Truth obliges us to state, despite our partiality to Mordaunt, that, when he left his school after a residence of six years, it was with the bitter distinction of having been the most unpopular boy in it. Why, nobody could exactly explain, for his severest enemies could not accuse him of ill-nature, cowardice, or avarice, and these make the three capital offences of a school-boy; but Algernon Mordaunt had already acquired the knowledge of himself, and could explain the cause, though with a bitter and swelling heart. His ill health, his long residence at home, his unfriended and almost orphan situation, his early habits of solitude and reserve, all these, so calculated to make the spirit shrink within itself, made him, on his entrance at school, if not unsocial, appear so: this was the primary reason of his unpopularity; the second was that he perceived, for he was sensitive (and consequently acute) to the extreme, the misfortune of his manner, and in his wish to rectify it, it became doubly unprepossessing; to reserve, it now added embarrassment, to coldness, gloom; and the pain he felt in addressing or being addressed by another was naturally and necessarily reciprocal, for the effects of sympathy are nowhere so wonderful, yet so invisible, as in the manners.

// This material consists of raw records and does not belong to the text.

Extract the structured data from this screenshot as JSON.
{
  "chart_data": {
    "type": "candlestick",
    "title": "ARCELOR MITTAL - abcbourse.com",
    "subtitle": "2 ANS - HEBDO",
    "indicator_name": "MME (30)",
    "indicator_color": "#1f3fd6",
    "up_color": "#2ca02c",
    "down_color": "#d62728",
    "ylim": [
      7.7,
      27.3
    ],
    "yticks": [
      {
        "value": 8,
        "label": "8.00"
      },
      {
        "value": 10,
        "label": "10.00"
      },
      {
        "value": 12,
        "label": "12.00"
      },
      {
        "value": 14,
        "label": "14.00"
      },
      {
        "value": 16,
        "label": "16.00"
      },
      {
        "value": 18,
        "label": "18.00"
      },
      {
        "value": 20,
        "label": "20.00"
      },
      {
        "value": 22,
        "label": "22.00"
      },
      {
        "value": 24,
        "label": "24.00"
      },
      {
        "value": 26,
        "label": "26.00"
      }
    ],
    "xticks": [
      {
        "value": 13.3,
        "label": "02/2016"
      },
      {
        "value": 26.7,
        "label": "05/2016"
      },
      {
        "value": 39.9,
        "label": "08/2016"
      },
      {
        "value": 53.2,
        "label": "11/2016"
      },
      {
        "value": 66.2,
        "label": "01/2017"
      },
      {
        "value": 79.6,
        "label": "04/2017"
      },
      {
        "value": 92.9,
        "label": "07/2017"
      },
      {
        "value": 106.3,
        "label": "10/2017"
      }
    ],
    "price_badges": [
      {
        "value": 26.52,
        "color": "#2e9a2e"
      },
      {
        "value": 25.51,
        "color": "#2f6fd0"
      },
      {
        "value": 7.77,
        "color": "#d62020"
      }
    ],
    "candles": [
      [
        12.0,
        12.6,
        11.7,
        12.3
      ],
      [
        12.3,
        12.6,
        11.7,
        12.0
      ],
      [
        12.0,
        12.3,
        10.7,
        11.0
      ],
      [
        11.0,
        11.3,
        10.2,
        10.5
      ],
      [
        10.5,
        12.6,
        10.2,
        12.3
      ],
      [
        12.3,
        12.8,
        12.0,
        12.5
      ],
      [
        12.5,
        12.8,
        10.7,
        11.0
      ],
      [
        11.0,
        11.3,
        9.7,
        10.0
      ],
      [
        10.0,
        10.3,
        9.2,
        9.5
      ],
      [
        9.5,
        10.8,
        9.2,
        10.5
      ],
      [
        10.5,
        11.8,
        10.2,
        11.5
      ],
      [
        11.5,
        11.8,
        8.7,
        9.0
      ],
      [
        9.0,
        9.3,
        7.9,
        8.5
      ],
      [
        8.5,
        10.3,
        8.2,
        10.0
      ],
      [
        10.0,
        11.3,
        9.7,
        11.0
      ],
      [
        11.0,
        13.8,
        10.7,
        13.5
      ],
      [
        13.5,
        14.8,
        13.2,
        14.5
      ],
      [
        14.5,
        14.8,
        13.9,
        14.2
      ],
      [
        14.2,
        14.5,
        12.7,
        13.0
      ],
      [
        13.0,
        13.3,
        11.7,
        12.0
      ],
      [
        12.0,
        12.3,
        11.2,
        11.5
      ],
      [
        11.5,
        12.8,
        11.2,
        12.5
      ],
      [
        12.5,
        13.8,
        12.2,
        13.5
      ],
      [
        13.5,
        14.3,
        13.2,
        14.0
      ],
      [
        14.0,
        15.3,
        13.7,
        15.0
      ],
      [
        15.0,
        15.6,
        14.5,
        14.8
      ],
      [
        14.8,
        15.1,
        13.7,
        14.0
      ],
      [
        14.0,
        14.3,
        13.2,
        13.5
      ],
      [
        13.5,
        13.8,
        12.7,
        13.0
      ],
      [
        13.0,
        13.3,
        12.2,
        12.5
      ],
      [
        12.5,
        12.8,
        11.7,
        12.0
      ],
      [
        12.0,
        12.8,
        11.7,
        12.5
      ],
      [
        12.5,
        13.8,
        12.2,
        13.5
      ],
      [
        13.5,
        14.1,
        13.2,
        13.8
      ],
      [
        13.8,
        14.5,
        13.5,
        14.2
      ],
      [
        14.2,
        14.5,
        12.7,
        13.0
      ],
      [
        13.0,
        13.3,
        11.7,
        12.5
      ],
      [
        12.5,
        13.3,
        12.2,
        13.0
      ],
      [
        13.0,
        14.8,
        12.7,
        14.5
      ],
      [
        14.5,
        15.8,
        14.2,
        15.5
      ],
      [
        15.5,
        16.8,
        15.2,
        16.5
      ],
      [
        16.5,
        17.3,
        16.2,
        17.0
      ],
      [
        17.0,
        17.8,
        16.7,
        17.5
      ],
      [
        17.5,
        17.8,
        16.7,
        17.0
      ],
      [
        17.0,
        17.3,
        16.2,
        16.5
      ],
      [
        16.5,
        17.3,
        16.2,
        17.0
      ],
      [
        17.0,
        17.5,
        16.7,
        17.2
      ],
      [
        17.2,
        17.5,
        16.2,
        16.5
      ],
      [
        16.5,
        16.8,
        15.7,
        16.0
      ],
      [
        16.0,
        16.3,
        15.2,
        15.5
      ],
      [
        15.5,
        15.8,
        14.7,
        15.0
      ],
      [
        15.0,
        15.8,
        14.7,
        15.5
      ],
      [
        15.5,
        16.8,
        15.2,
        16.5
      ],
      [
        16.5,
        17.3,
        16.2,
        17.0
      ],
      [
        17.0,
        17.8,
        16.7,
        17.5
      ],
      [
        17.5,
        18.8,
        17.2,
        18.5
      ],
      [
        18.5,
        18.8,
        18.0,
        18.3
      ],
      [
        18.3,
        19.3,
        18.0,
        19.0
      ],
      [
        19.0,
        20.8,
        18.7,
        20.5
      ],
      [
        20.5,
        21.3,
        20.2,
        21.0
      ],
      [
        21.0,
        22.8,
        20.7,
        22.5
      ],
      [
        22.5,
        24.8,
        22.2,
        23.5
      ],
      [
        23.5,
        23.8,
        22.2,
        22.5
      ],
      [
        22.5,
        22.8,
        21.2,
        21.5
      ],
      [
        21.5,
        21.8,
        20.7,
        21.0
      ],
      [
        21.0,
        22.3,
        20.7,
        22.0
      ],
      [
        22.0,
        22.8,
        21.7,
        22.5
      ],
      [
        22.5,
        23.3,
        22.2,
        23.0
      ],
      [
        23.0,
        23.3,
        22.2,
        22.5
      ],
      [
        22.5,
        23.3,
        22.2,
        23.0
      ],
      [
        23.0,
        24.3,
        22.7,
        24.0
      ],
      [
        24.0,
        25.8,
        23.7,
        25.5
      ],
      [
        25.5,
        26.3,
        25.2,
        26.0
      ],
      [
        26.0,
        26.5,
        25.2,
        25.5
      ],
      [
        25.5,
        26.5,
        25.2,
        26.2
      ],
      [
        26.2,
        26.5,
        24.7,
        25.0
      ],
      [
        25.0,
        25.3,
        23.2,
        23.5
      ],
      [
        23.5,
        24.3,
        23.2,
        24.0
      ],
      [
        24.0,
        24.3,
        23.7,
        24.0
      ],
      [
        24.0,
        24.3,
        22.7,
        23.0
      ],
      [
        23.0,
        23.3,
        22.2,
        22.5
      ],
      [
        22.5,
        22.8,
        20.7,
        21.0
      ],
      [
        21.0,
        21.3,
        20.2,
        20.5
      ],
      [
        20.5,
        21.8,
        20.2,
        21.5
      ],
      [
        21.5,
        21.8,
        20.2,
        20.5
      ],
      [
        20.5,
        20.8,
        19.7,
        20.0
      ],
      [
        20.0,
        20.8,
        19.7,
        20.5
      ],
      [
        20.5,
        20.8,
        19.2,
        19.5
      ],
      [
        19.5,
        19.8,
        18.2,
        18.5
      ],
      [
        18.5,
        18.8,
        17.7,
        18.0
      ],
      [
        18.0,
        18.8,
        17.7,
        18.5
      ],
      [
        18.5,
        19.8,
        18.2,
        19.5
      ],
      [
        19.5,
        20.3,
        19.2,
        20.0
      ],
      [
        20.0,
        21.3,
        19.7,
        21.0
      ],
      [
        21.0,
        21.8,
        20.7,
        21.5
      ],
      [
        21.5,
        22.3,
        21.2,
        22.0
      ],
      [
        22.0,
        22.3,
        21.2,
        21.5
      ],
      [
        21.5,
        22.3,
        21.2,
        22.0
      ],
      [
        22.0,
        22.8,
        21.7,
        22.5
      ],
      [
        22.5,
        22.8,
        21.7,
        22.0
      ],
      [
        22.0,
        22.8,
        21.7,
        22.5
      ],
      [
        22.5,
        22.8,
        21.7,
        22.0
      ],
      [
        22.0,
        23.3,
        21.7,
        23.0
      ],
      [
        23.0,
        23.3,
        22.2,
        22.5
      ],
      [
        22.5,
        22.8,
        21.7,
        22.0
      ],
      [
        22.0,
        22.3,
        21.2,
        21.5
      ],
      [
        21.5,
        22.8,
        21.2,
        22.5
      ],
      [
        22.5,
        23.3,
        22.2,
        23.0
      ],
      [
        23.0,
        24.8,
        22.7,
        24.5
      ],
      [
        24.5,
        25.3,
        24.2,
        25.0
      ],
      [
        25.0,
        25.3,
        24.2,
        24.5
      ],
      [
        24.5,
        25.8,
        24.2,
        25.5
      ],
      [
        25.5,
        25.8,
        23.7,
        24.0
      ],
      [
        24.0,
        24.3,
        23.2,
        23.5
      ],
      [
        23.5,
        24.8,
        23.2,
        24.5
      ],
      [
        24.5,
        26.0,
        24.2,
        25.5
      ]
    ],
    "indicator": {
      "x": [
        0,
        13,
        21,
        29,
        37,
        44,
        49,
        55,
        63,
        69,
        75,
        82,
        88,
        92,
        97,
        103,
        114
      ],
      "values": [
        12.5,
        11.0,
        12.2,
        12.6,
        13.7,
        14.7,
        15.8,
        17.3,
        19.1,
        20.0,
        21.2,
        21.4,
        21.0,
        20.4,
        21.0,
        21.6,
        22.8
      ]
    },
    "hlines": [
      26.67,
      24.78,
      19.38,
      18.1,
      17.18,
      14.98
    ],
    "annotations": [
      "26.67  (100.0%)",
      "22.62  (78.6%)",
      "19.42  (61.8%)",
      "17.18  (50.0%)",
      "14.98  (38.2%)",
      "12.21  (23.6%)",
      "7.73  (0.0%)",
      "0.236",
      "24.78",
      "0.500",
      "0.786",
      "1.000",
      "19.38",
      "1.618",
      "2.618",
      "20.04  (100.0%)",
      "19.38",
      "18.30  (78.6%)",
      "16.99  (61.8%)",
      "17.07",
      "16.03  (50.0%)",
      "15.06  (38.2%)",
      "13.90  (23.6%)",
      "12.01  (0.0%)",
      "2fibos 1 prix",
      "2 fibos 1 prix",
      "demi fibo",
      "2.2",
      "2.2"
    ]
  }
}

By degrees he shunned the intercourse which had for him nothing but distress, and his volatile acquaintances were perhaps the first to set him the example. Often in his solitary walks he stopped afar off to gaze upon the sports which none ever solicited him to share; and as the shout of laughter and of happy hearts came, peal after peal, upon his ear, he turned enviously, yet not malignantly away, with tears, which not all his pride could curb, and muttered to himself, "And these, these hate me!"
There are two feelings common to all high or affectionate natures,– that of extreme susceptibility to opinion and that of extreme bitterness at its injustice. These feelings were Mordaunt's: but the keen edge which one blow injures, the repetition blunts; and by little and little, Algernon became not only accustomed, but, as he persuaded himself, indifferent, to his want of popularity; his step grew more lofty, and his address more collected, and that which was once diffidence gradually hardened into pride.